Data Lake Architecture
The motivation for choosing a data lake is not only that it is resilient and persistent storage, but also it provides flexibility in terms of the data stored and the type of data. When we ingest data from the Farmy data source, we can easily store everything in its original format.
Data Lake allows us to essentially not think about the processing required until we need to interact with the data. It allows us to use the on-read schema when dealing with the data. This allows us to run our data processing and pipelines operations multiple times on the same data, which reduces the overhead and effort required to process the data.
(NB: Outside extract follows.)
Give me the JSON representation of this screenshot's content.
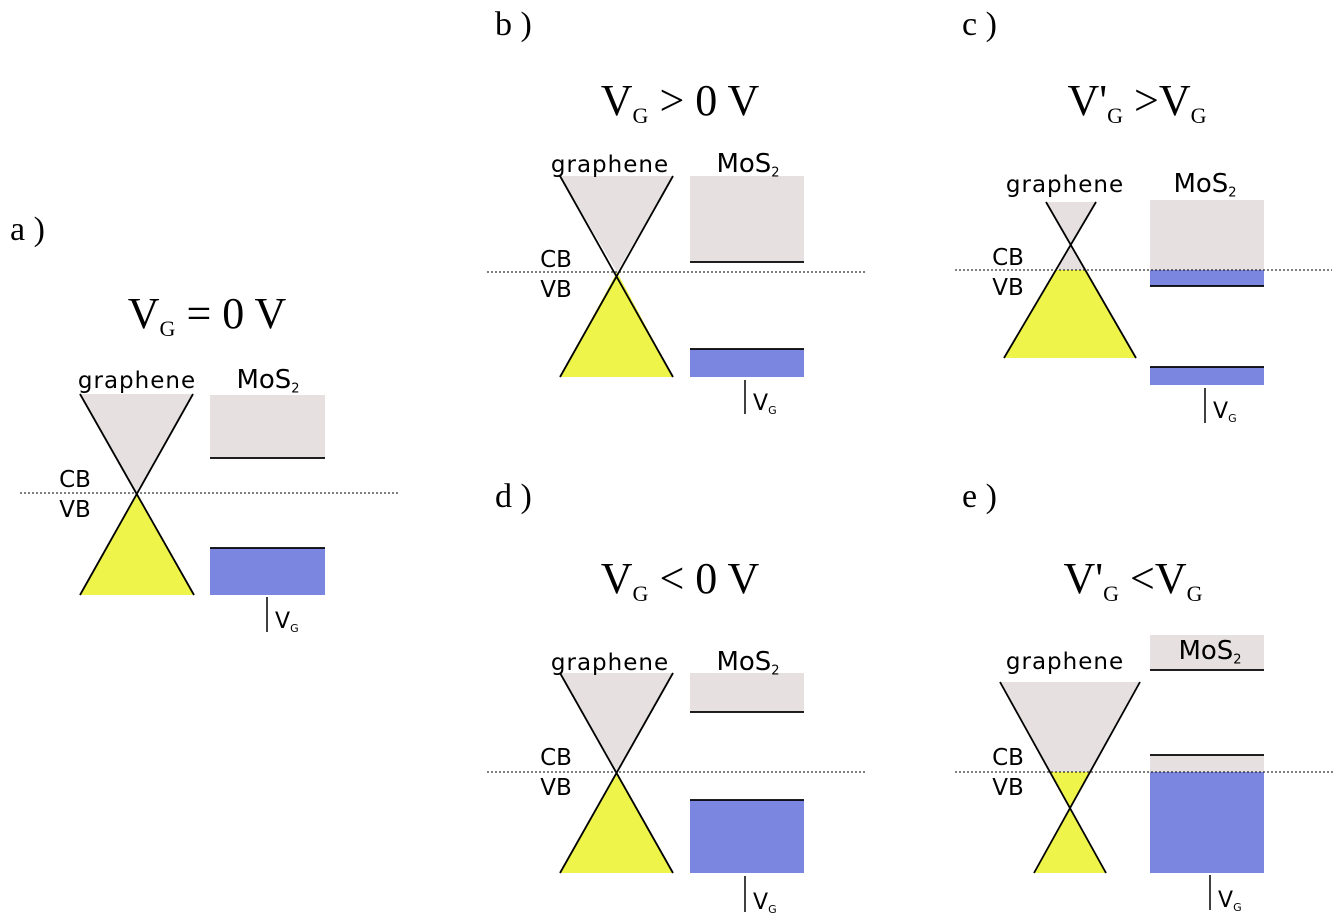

Since Farmy startup depends heavily on Data, The Data Lake is at the heart of its deep learning training. Developing such a system was not a clear path from the start, given the requirements and concerns of developing a robust, scalable, efficient, and extensible system.
Farmy’s Data lake zones
One of the key principles during the architecture process was to divide the data lake into zones. There are three primary zones: the raw data zone, the staging data zone, and the curated data zone. Each zone corresponds to specific use and has a different level of access.
The Farmy.ai Data Lake uses AWS Cloud Simple Storage Service (S3) as its main storage, S3 offers powerful features such as consistency, high scalability, simplicity, lower cost, and robustness without managing servers.
Raw data zone
This zone stores only the incoming raw data from the data sources in their native format. Since few know how to handle this raw data, access to this zone is only accessible by engineers and developers, and with limited access (temporary) for cleansing and data annotation applications.
Staging data zone
The staging zone stores data ready for processing, intermediate processing results, and some other data under review. Raw data is usually moved to this area or is associated with data stored in this area.
The data pipeline stores temporary data in this zone. Therefore, the staging zone primarily acts as a transition station from the raw data zone to the curated zone. Processing jobs (data cleansing and labeling application) have access to this zone.
Curated data zone
This area stores the curated data that is ready to consume in experiments, Machine Learning (Deep Learning) training. Hence, this area is accessible for data science, data analysis.
Data ingestion Layer
The ingestion layer manages data extraction and uploads from Farmy data sources and provides a flexible and convenient way to interact with Data Lake. It also validates the ingested data and data sources.
Connectors perform the communication between Data Lake and the data sources. Connectors are mainly reusable libraries that provide an interface for common data ingesting functions.
Farmy data lake catalog
Over time, as we add more data to the data lake, our data size keeps growing. Since most of the Farmy data is unstructured, like images, and the data lake lacks a defined way for searching and retrieval, it becomes really difficult to keep track of all the data stored, we call this problem Data Swamp.
We need a mechanism to overcome this dilemma. Farmy data lake maintains a data catalog. The data lake’s data catalog is the source of truth that allows us to track all of our data lake’s assets and compensate for the lack of structure in the Farmy.ai data.
The Farmy data catalog is a database that tracks and stores information about all ingested data. It has answers to the actual data stored by storing important metadata about all assets such as data source, data type, and the owner of the data.
The data catalog makes the data lake storage queryable and accessible, it gives Farmy a broad overview of the stored data. Usually we call a data catalog within a Data Lake a comprehensive or index data catalog.
Building the Data Catalog
Most object-storage propagate events during the life cycle of its resident objects (uploaded files). Setting up a handler that listens for triggered events when a file is uploaded or updated allows us to get the metadata of the uploaded objects and add them to the comprehensive catalog, keeping it up to date. Picture blow shows the process of maintaining the Farmy comprehensive data lake catalog.
Farmy Data lake Query layer
As the data is available, stored securely in our data lake, and the data catalog is up to date, we naturally want to query or process our data sets. The query layer serves these purposes and allows users of varying technical levels to query and explore the data.
The query layer depends on query engines to decouple direct programmatic query and processing access to our data lake. we can add query and search capabilities to our Data Lake by connecting compatible search services to the Data Lake storage.
The query layer also allows us to enforce and guarantee read-only queries to users or, masking some parts of the data. We can also integrate search and processing tools as needed.
Conclusion
We have shown how we build a data lake architecture to offload capacity from databases and achieve a low-cost architecture. We showed the importance of a data catalog to track data lake assets, how to maintain and build the data catalog, and what to choose as storage for the data lake.
We have shown how we can create low-coupled and reusable ingestion components that ease the burden of dealing with multiple data sources.
We showed how query engines enable reusability and add search capabilities to our data lake. We then showed how to integrate the data pipeline with the data lake using connectors and query engines.